Who else from the US has been arrested?
They include devout Christians who went there for what they saw as humanitarian reasons, college students on tours, a couple of reporters on a story and some people described by relatives as troubled. North Korea held US citizen Bruce Byron Lowrance for about a month in 2018, charging him with illegal entry from China.
On the other hand, thousands of Americans have been in North Korea without incident on trips where caregivers keep a close eye on them and limit where they can go. The country is now off-limits to Americans unless a high-level permit is granted, with the State Department telling citizens not to go there “due to the continuing serious risk of arrest and long-term detention of American citizens”.

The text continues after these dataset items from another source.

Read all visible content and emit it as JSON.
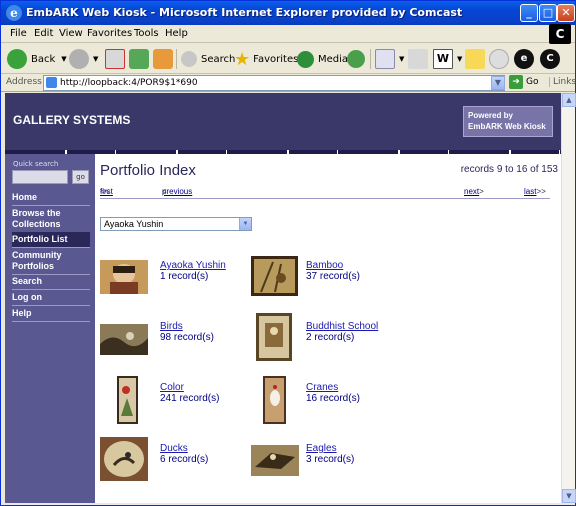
{
  "window": {
    "title": "EmbARK Web Kiosk - Microsoft Internet Explorer provided by Comcast"
  },
  "menu": [
    "File",
    "Edit",
    "View",
    "Favorites",
    "Tools",
    "Help"
  ],
  "toolbar": {
    "back": "Back",
    "search": "Search",
    "favorites": "Favorites",
    "media": "Media"
  },
  "address": {
    "label": "Address",
    "url": "http://loopback:4/POR9$1*690",
    "go": "Go",
    "links": "Links"
  },
  "site": {
    "brand": "GALLERY SYSTEMS",
    "powered_line1": "Powered by",
    "powered_line2": "EmbARK Web Kiosk"
  },
  "sidebar": {
    "quick_search_label": "Quick search",
    "go": "go",
    "items": [
      {
        "label": "Home"
      },
      {
        "label": "Browse the Collections"
      },
      {
        "label": "Portfolio List",
        "active": true
      },
      {
        "label": "Community Portfolios"
      },
      {
        "label": "Search"
      },
      {
        "label": "Log on"
      },
      {
        "label": "Help"
      }
    ]
  },
  "main": {
    "title": "Portfolio Index",
    "records": "records 9 to 16 of 153",
    "pager": {
      "first": "first",
      "previous": "previous",
      "next": "next",
      "last": "last",
      "lt": "<<",
      "lt1": "<",
      "gt": ">",
      "gt2": ">>"
    },
    "select_value": "Ayaoka Yushin",
    "portfolios": [
      {
        "name": "Ayaoka Yushin",
        "count": "1 record(s)"
      },
      {
        "name": "Bamboo",
        "count": "37 record(s)"
      },
      {
        "name": "Birds",
        "count": "98 record(s)"
      },
      {
        "name": "Buddhist School",
        "count": "2 record(s)"
      },
      {
        "name": "Color",
        "count": "241 record(s)"
      },
      {
        "name": "Cranes",
        "count": "16 record(s)"
      },
      {
        "name": "Ducks",
        "count": "6 record(s)"
      },
      {
        "name": "Eagles",
        "count": "3 record(s)"
      }
    ]
  }
}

What happens in detention?
The Americans have been held in places ranging from decrepit shacks to hotel rooms. They are usually interrogated for hours and brought to their mental breaking points. Kenneth Bae, an American missionary, was arrested in November 2012 in the northeastern city of Rason and sentenced to 15 years in a forced labor camp for what the North Koreans called plans to overthrow the regime. He was forced to break rocks and dig for coal. His detention of some two years was the longest for an American. Jeffrey Fowle, a tourist detained for about six months for leaving a Bible at a sailors’ club in 2014, was held in guest houses. Otto Warmbier, a 21-year-old University of Virginia student who was on a group tour in January 2016, was detained by North Korean authorities and charged with attempting to steal a propaganda poster. He was initially sentenced to 15 years of hard labor, but he was returned to the US in June 2017 in a comatose state: brain dead, blind and deaf. He died days later.
How are they released?
North Korea often holds a show trial for foreigners, arresting them and sentencing them to several years of hard labor. But most of the Americans he has detained have been in custody for a year or less. The state has sought to send high-level US envoys, including former President Jimmy Carter and Bill Clinton, to get the captives out of the country, typically allowing for releases that score points at home for their leader.
What happens to King now?
The current halt comes after nearly all Western diplomats left the country due to the pandemic, leaving the US with few partners on the ground. The Swedish Embassy in Pyongyang has acted on behalf of US interests before, but now appears to be understaffed. The United States has sometimes used a clandestine channel through North Korea’s mission to the United Nations, but Pyongyang this year turned down offers from the Biden administration to speak, making King’s situation more problematic than others. previous arrests.